This repository is specifically for Senzing SDK V4. It is not designed to work with Senzing API V3.
To find the Senzing API V3 version of this repository, visit code-snippets-v3.
Succinct examples of how you might use the Senzing SDK for operational tasks.
- Legend
- Warning
- Senzing Engine Configuration
- Senzing APIs Bare Metal Usage
- Docker Usage
- Items of Note
- 🤔 - A "thinker" icon means that a little extra thinking may be required. Perhaps there are some choices to be made. Perhaps it's an optional step.
- ✏️ - A "pencil" icon means that the instructions may need modification before performing.

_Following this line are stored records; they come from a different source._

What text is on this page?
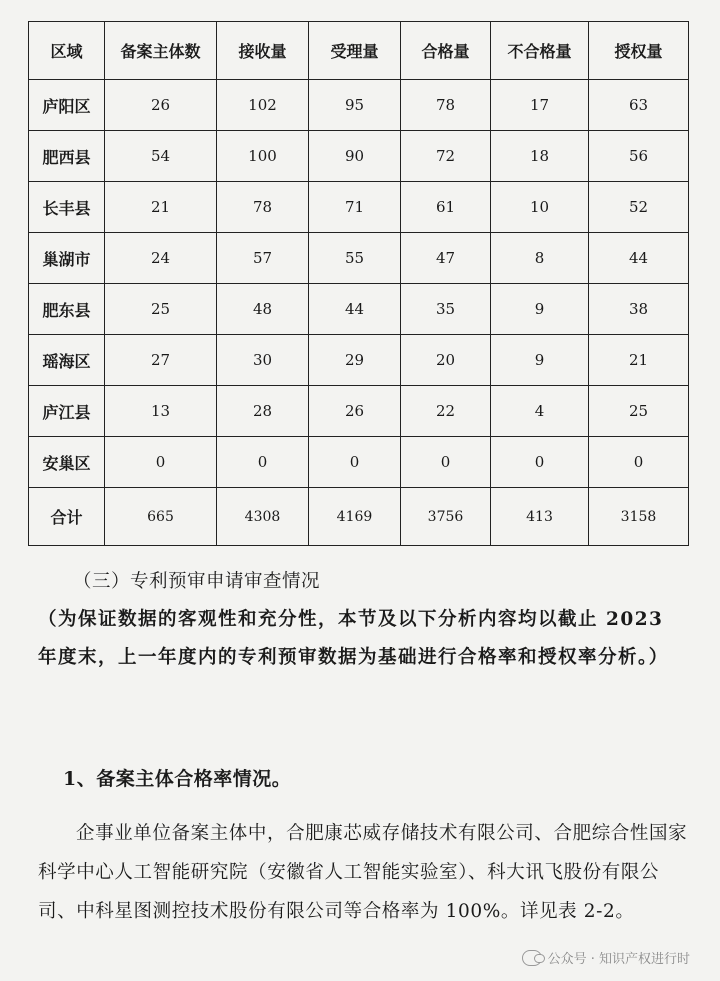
区域	备案主体数	接收量	受理量	合格量	不合格量	授权量
庐阳区	26	102	95	78	17	63
肥西县	54	100	90	72	18	56
长丰县	21	78	71	61	10	52
巢湖市	24	57	55	47	8	44
肥东县	25	48	44	35	9	38
瑶海区	27	30	29	20	9	21
庐江县	13	28	26	22	4	25
安巢区	0	0	0	0	0	0
合计	665	4308	4169	3756	413	3158
（三）专利预审申请审查情况
（为保证数据的客观性和充分性，本节及以下分析内容均以截止 2023 年度末，上一年度内的专利预审数据为基础进行合格率和授权率分析。）
1、备案主体合格率情况。
企事业单位备案主体中，合肥康芯威存储技术有限公司、合肥综合性国家科学中心人工智能研究院（安徽省人工智能实验室）、科大讯飞股份有限公司、中科星图测控技术股份有限公司等合格率为 100%。详见表 2-2。
公众号 · 知识产权进行时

⚠️ - A "warning" icon means that something tricky is happening, so pay attention.
A JSON configuration string is used by the snippets to specify initialization parameters to the Senzing engine:
{
"PIPELINE": {
"SUPPORTPATH": "/home/senzing/mysenzproj1/data",
"CONFIGPATH": "/home/senzing/mysenzproj1/etc",
"RESOURCEPATH": "/home/senzing/mysenzproj1/resources"
},
"SQL": {
"CONNECTION": "postgresql://user:password@host:5432:g2"
}
}
The JSON configuration string is set via the environment variable SENZING_ENGINE_CONFIGURATION_JSON
.
You may already have installed the Senzing and created a Senzing project by following the Quickstart Guide. If not, and you would like to install Senzing directly on a machine, follow the steps in the Quickstart Guide. Be sure to review the Quickstart Roadmap, especially the System Requirements.
When using a bare metal install, the initialization parameters used by the Senzing Python utilities are maintained within <project_path>/etc/G2Module.ini
.
🤔To convert an existing Senzing project G2Module.ini file to a JSON string use one of the following methods:
-
- Modify the path to your projects G2Module.ini file.
-
-
cat <project_path>/etc/G2Module.ini | jc --ini
-
-
Python one liner
-
python3 -c $'import configparser; ini_file_name = "<project_path>/etc/G2Module.ini";engine_config_json = {};cfgp = configparser.ConfigParser();cfgp.optionxform = str;cfgp.read(ini_file_name)\nfor section in cfgp.sections(): engine_config_json[section] = dict(cfgp.items(section))\nprint(engine_config_json)'
-
✏️ <project_path>
in the above example should point to your project.
- Clone this repository
- Export the engine configuration obtained for your project from Configuration, e.g.,
export SENZING_ENGINE_CONFIGURATION_JSON='{"PIPELINE": {"SUPPORTPATH": "/<project_path>/data", "CONFIGPATH": "<project_path>/etc", "RESOURCEPATH": "<project_path>/resources"}, "SQL": {"CONNECTION": "postgresql://user:password@host:5432:g2"}}'
- Source the Senzing project setupEnv file
source <project_path>/setupEnv
- Run code snippets
✏️ <project_path>
in the above examples should point to your project.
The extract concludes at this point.